I started weeding through my site's search results from Google today, using a site: search, to determine if there are any links that cause 404s and thus need redirecting. To my amazement I noticed numerous https:// results relating to various pages. My site doesn't have a SSL certificate, doesn't serve such pages, doesn't internally link to https:// pages, doesn't include any such files in its sitemap.xml and, for all of these, never has.
I decided to do a Google search for https://<my site> and found one site that incorrectly refers to the root of my site with a https:// prefix - I will try to contact them to get them to correct this.

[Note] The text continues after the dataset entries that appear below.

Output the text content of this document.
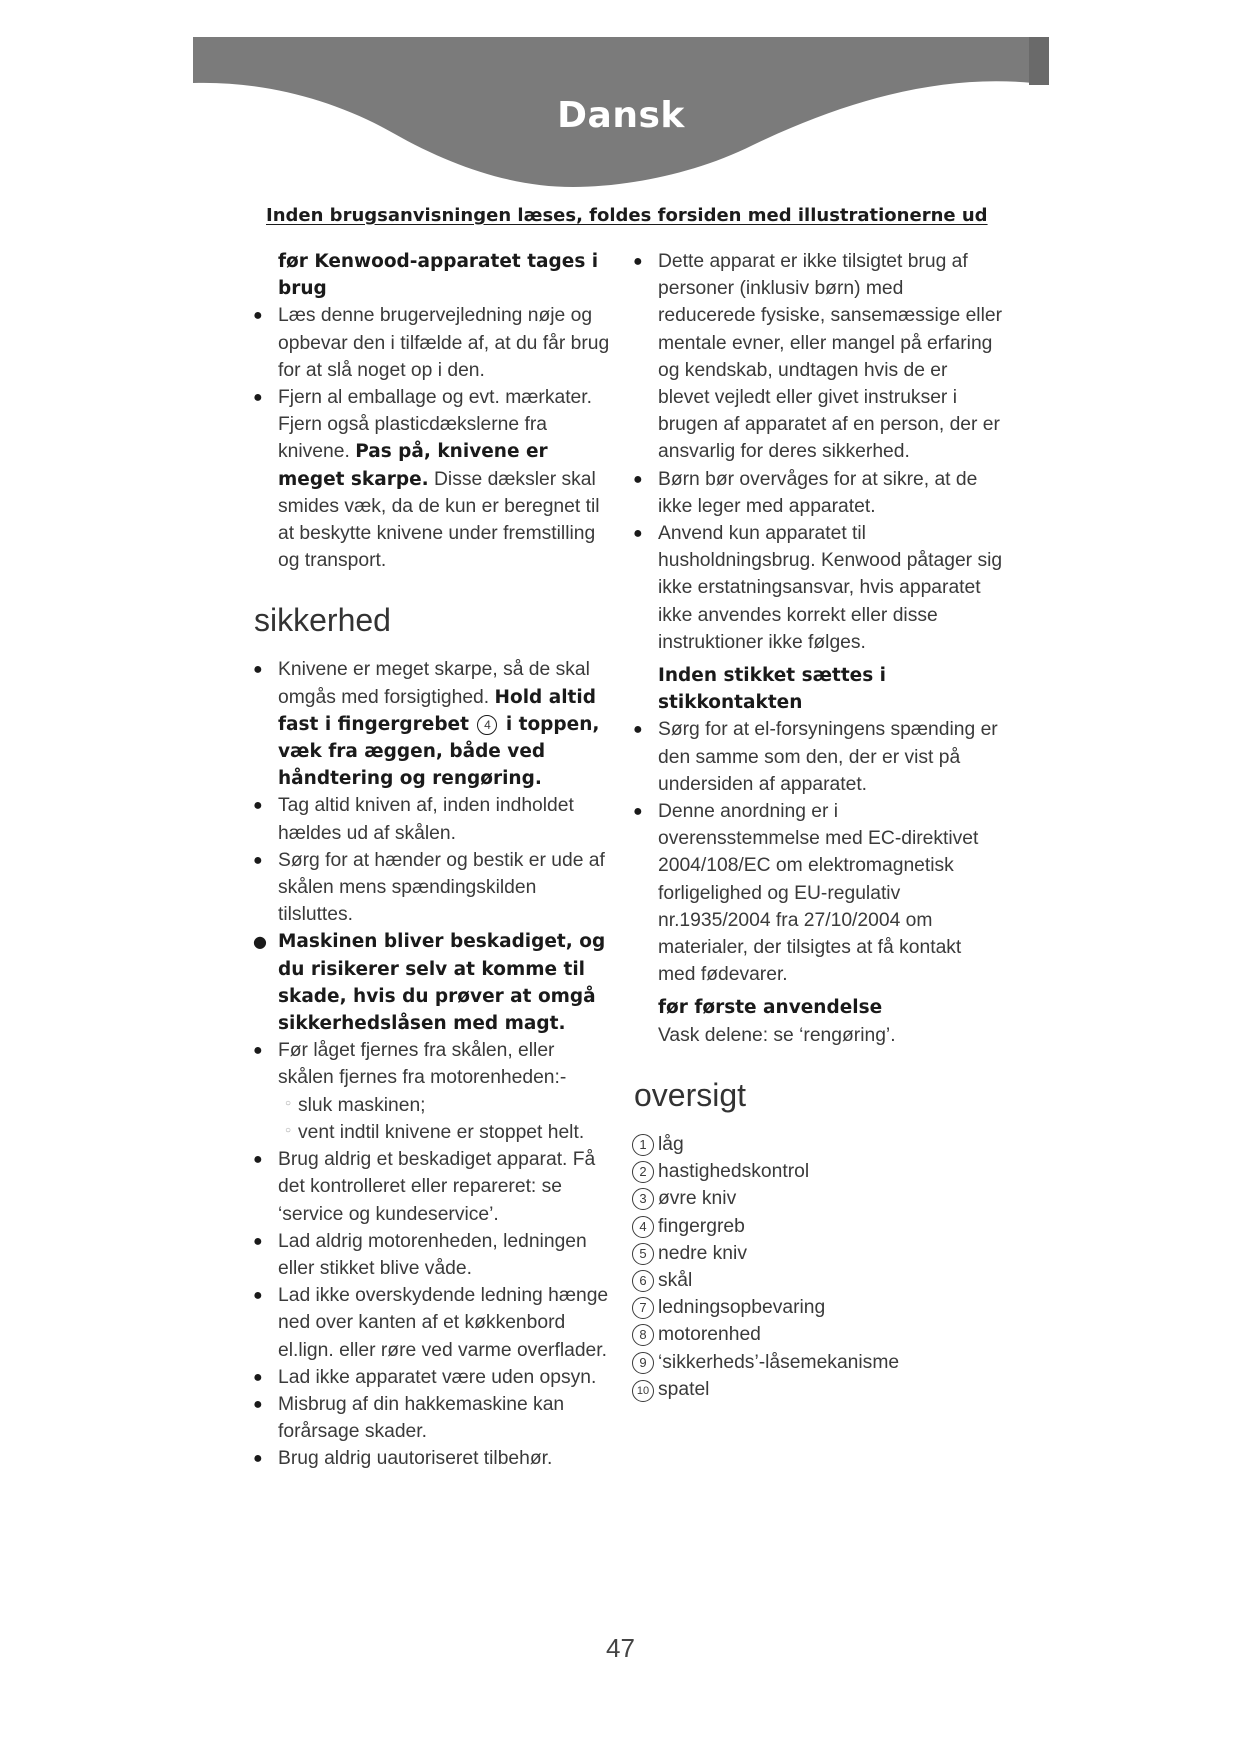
Dansk
Inden brugsanvisningen læses, foldes forsiden med illustrationerne ud
før Kenwood-apparatet tages i brug
● Læs denne brugervejledning nøje og opbevar den i tilfælde af, at du får brug for at slå noget op i den.
● Fjern al emballage og evt. mærkater. Fjern også plasticdækslerne fra knivene. Pas på, knivene er meget skarpe. Disse dæksler skal smides væk, da de kun er beregnet til at beskytte knivene under fremstilling og transport.
sikkerhed
● Knivene er meget skarpe, så de skal omgås med forsigtighed. Hold altid fast i fingergrebet 4 i toppen, væk fra æggen, både ved håndtering og rengøring.
● Tag altid kniven af, inden indholdet hældes ud af skålen.
● Sørg for at hænder og bestik er ude af skålen mens spændingskilden tilsluttes.
● Maskinen bliver beskadiget, og du risikerer selv at komme til skade, hvis du prøver at omgå sikkerhedslåsen med magt.
● Før låget fjernes fra skålen, eller skålen fjernes fra motorenheden:-
○ sluk maskinen;
○ vent indtil knivene er stoppet helt.
● Brug aldrig et beskadiget apparat. Få det kontrolleret eller repareret: se ‘service og kundeservice’.
● Lad aldrig motorenheden, ledningen eller stikket blive våde.
● Lad ikke overskydende ledning hænge ned over kanten af et køkkenbord el.lign. eller røre ved varme overflader.
● Lad ikke apparatet være uden opsyn.
● Misbrug af din hakkemaskine kan forårsage skader.
● Brug aldrig uautoriseret tilbehør.
● Dette apparat er ikke tilsigtet brug af personer (inklusiv børn) med reducerede fysiske, sansemæssige eller mentale evner, eller mangel på erfaring og kendskab, undtagen hvis de er blevet vejledt eller givet instrukser i brugen af apparatet af en person, der er ansvarlig for deres sikkerhed.
● Børn bør overvåges for at sikre, at de ikke leger med apparatet.
● Anvend kun apparatet til husholdningsbrug. Kenwood påtager sig ikke erstatningsansvar, hvis apparatet ikke anvendes korrekt eller disse instruktioner ikke følges.
Inden stikket sættes i stikkontakten
● Sørg for at el-forsyningens spænding er den samme som den, der er vist på undersiden af apparatet.
● Denne anordning er i overensstemmelse med EC-direktivet 2004/108/EC om elektromagnetisk forligelighed og EU-regulativ nr.1935/2004 fra 27/10/2004 om materialer, der tilsigtes at få kontakt med fødevarer.
før første anvendelse
Vask delene: se ‘rengøring’.
oversigt
1 låg
2 hastighedskontrol
3 øvre kniv
4 fingergreb
5 nedre kniv
6 skål
7 ledningsopbevaring
8 motorenhed
9 ‘sikkerheds’-låsemekanisme
10 spatel
47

I'm not sure however how Googlebot managed to index the non-root files as https://. I can't find any external links to them and surely, without certification, Googlebot should have stalled at the first request?
I've just added the following lines to the site's .htaccess (although the surfer still has to navigate through the browser's "This site is a security risk. Abandon hope all ye who enter here!" message(s) first to get there):
RewriteEngine On
RewriteCond %{HTTPS} on
RewriteRule ^(.*)$ http://www.<my site>.org/$1 [R=301,L]
replacing <my site> with my domain name.
My big question is this though - I would like to use the Google Webmaster Tools Remove URLs feature to remove the https:// pages from the index. Can I be guaranteed that this will only remove the https:// versions of each relevant page and not the valid http:// versions?
My thanks to anyone who can help me out with this particular question and the issue in general.